From time to time, some requests on my website starts to hang on the RequestAcquireState state of the Session module. When that spiral begins all requests timeout and we need to restart the IIS on the affected server.
I investigated it a lot and the only conclusion I got is that somehow a deadlock is happening while the application tries to access user data stored in Session.
The only option I can think of to fix this issue is to either reduce or stop using Sessions in my application. This is definetely part of the plan, but it will take a while before we can complete that.
We run 6 machines with IIS 7.5, out of proc StateServer and server affinity on in our Load Balance.
Any hints on how to workaround this issue or fix it at all without having to remove Sessions entirely?
Lock mechanism exist on both provider and session module (IIS Session Module).
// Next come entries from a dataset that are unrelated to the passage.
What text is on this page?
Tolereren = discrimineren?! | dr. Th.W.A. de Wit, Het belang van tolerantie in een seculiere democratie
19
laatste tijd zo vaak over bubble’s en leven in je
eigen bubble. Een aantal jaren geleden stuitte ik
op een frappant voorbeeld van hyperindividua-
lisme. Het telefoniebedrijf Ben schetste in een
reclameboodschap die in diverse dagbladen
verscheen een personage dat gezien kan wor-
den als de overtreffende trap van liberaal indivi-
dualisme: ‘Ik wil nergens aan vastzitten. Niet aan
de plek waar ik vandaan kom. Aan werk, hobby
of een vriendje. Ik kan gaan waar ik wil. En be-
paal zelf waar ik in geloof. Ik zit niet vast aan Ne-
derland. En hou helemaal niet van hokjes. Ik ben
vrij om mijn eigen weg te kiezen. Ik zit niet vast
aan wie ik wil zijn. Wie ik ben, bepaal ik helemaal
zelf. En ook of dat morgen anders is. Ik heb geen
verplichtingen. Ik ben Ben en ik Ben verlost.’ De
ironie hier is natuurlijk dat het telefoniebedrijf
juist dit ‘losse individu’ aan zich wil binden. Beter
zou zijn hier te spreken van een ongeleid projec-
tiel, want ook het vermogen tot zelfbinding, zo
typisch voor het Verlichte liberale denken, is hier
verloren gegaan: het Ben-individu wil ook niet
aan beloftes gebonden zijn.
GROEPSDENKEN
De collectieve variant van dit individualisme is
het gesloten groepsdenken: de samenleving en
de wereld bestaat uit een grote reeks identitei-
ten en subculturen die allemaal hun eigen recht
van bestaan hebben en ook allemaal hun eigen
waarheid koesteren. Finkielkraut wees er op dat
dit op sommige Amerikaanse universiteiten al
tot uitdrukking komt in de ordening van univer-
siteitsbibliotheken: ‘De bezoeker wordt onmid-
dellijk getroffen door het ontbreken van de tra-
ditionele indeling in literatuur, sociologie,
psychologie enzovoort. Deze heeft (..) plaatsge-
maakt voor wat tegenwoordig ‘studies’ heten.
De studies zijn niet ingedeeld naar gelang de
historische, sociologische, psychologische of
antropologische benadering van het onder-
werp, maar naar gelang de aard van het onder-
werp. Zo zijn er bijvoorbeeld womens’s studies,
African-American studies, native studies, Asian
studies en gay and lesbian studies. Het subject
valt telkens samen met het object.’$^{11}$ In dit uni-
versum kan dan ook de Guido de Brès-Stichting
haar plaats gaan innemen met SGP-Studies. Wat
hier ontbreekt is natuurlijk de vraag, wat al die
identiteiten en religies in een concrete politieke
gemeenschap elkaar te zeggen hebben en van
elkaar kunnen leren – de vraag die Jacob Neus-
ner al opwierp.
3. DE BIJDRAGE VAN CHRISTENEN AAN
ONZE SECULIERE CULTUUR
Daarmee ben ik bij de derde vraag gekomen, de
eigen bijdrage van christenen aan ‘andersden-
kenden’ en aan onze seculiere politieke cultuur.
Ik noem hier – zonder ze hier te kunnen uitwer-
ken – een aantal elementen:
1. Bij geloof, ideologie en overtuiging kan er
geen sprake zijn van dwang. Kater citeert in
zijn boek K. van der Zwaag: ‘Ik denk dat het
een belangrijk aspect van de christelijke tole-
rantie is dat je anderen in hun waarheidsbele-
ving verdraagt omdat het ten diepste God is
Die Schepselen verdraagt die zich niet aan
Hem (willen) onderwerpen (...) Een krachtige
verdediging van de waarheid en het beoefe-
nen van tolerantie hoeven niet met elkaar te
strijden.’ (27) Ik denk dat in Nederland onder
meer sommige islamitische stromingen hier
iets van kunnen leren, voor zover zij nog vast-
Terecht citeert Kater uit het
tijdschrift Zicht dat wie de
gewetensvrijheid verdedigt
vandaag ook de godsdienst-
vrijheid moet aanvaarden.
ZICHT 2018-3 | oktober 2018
You can develop custom session module, but you still need provider without locking or You can develop custom provider without locking but you still need IIS session module and it is not so simple to implement at that level.
The Solution is UnlockedStateProvider [aka Unlocked]
Follow the white rabbit :P (Check the demo project, it explains everything.)
The answer is Hotfix Rollup 2828841 for .NET Framework 4.5 , here all the explanation:
http://forums.asp.net/t/1888889.aspx/2/10?Question+regarding+a+possible+bug+within+NET+4+5
and here the download link
It works for me on IIS 7.5 Windows Server 2008 rs x64 , asp.net web forms application with lot of ajax request.
I just found out today that if you have a long running request (or in my case, an infinite loop), then all subsequent requests will be locked, because by default ASP.NET locks on session.
So if you have users with requests in RequestAcquireState
, then check if there is a request in ExecuteRequestHandler
that is locking the session, and thus preventing other requests from starting.
There is a discussion here on how to prevent locking on session.
(Basically, create most of your pages as Session-Read-Only, and modify session as rarely as you can.)
Is it possible those users have another long running request and the requests you see piling up are actually secondary requests? By default, ASP.NET will lock Session until a request is complete. If a second request comes in before the first one is complete, it will have to wait. If you are using MVC, you can change this behavior by adding an attribute to your controller.
[SessionState(SessionStateBehavior.ReadOnly)]
This makes Session read-only, removing the locking behavior allowing subsequent requests to be processed.